At the time of the notification and the move, the AG was in Canada. When informed of what happened, he said: “I think it is an outright plan to get at the Auditor General and attack his ability to audit.”

One of the main sticking points during the dispute was the size of the office. The AG was being housed in Victoria House in 5,287 square feet of space, but Works and Engineering was downsizing Mr. Dennis to 3,787 square feet in the same building. The public purse steward had previously said recommended moves to Dockyard or St. David’s would be unacceptable.

After the dust settled and the office was finally running again, Mr. Dennis filed a formal complaint with the Head of the Civil Service against the Permanent Secretary of Works and Engineering.

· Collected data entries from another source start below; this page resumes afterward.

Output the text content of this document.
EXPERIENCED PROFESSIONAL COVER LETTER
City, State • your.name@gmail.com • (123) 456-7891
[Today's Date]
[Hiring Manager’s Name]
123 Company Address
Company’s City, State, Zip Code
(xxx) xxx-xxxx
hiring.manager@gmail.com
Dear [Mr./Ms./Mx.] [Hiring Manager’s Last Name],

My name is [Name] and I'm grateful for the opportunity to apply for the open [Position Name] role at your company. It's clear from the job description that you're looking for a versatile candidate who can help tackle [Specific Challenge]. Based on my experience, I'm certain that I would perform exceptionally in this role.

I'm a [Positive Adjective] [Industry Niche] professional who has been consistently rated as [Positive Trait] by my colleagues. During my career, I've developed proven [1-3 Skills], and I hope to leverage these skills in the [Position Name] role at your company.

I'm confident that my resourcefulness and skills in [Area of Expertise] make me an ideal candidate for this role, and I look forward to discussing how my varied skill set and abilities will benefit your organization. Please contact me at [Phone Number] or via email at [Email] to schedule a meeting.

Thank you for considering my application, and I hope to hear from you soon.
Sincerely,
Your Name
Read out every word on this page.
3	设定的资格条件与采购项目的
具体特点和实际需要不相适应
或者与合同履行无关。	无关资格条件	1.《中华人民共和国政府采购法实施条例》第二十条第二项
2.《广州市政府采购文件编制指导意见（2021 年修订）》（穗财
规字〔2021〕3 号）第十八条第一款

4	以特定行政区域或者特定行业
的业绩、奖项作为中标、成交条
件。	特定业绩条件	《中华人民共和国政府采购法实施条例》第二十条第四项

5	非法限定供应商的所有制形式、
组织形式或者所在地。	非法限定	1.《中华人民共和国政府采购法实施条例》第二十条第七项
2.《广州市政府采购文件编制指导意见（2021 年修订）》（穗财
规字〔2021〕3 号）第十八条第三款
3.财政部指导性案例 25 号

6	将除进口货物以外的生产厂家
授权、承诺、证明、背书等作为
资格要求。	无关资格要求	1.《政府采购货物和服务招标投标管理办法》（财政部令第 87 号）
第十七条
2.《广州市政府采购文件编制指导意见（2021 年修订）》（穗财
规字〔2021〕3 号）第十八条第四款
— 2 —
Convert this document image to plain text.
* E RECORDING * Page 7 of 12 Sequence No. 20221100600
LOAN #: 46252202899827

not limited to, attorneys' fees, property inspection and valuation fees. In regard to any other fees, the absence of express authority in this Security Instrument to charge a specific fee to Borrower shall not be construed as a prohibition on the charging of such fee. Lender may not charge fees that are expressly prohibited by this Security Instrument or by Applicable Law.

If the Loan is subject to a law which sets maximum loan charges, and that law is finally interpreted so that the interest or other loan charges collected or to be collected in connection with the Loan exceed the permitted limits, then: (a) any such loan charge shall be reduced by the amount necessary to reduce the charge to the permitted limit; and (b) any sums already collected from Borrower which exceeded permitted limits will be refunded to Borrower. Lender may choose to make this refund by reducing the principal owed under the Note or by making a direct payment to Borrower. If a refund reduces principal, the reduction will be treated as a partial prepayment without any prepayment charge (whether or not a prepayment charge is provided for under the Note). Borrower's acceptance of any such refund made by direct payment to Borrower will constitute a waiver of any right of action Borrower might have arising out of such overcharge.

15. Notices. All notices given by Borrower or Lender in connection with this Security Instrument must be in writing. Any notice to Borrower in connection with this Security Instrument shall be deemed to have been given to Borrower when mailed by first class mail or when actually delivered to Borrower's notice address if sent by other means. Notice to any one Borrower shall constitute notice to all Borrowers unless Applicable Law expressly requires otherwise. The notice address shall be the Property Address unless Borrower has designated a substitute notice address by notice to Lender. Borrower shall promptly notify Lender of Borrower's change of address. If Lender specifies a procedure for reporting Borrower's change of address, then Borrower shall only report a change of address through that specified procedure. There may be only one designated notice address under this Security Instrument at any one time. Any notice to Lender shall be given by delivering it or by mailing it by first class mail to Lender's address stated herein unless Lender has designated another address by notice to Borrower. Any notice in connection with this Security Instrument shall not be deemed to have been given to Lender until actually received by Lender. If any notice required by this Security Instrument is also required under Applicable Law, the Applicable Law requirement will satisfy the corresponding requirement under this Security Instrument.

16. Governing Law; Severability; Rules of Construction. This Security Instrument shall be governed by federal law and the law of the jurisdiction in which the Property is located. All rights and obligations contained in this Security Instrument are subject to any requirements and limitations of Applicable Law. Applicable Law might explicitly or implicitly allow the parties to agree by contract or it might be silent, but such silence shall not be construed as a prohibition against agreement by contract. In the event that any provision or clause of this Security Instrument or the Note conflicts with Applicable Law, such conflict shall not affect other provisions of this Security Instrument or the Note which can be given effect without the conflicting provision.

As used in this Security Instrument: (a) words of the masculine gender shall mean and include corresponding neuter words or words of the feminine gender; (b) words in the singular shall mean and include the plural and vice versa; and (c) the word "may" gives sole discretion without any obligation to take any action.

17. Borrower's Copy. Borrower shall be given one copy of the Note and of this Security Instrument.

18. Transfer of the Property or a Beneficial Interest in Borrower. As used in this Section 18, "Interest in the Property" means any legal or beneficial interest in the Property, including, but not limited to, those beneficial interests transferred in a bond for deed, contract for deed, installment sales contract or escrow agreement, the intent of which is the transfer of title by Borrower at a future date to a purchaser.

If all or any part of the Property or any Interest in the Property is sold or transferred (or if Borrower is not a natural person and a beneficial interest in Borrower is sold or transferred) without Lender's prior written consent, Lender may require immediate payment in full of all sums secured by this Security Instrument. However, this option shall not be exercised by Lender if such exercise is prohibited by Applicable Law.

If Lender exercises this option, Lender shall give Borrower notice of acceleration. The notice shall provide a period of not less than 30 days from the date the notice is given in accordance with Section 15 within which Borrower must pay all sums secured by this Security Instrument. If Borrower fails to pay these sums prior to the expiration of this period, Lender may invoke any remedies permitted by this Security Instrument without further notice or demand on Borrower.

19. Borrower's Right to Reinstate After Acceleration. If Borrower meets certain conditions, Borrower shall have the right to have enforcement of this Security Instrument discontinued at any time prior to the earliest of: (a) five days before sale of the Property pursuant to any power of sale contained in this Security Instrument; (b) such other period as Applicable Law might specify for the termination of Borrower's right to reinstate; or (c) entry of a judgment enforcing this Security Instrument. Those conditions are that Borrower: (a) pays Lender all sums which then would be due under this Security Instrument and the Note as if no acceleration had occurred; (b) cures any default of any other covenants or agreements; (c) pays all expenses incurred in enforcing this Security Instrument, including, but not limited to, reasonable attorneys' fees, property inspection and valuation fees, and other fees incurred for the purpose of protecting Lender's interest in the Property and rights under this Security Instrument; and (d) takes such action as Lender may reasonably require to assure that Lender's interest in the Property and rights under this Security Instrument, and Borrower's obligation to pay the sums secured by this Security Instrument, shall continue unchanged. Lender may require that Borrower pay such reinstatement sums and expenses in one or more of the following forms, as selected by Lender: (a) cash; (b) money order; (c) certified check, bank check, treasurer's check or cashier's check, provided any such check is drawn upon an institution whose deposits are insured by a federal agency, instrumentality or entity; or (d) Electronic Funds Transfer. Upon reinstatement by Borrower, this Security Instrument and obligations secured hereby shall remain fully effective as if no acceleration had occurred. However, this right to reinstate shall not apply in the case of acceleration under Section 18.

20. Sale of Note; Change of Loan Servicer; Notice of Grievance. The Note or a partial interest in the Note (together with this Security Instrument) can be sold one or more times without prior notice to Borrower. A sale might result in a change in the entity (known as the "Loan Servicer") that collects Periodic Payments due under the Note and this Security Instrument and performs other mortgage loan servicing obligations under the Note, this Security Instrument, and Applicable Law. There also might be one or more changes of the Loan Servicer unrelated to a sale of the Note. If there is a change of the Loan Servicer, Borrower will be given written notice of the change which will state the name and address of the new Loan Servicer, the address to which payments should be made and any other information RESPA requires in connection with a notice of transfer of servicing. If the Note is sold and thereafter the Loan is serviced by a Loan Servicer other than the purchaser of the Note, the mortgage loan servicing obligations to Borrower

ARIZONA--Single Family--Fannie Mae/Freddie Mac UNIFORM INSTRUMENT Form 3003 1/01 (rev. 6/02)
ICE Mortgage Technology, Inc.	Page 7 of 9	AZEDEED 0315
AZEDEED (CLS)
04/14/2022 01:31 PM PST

Mr. Dennis said: “I was informed that an investigation had concluded that although my complaint had seemed to imply political motivation or direction, no evidence of this had been found. The investigation also concluded that the move was the result of an unfortunate series of bad decisions by civil servants.”

Mr. Dennis does not say in his report whether or not he found the findings to be fair or not.

He said: “Audit organisations operate independent of the Government apparatus, similar to QUANGOs.

“The drafters of the Bermuda Constitution and the Audit Act 1990 presumably supposed, as I did, that such extensive safeguards to auditor independence were unnecessary because the Executive and Government administrators would respect the independence of the Auditor General. The events of May 2006 expose the naivety of that assumption.”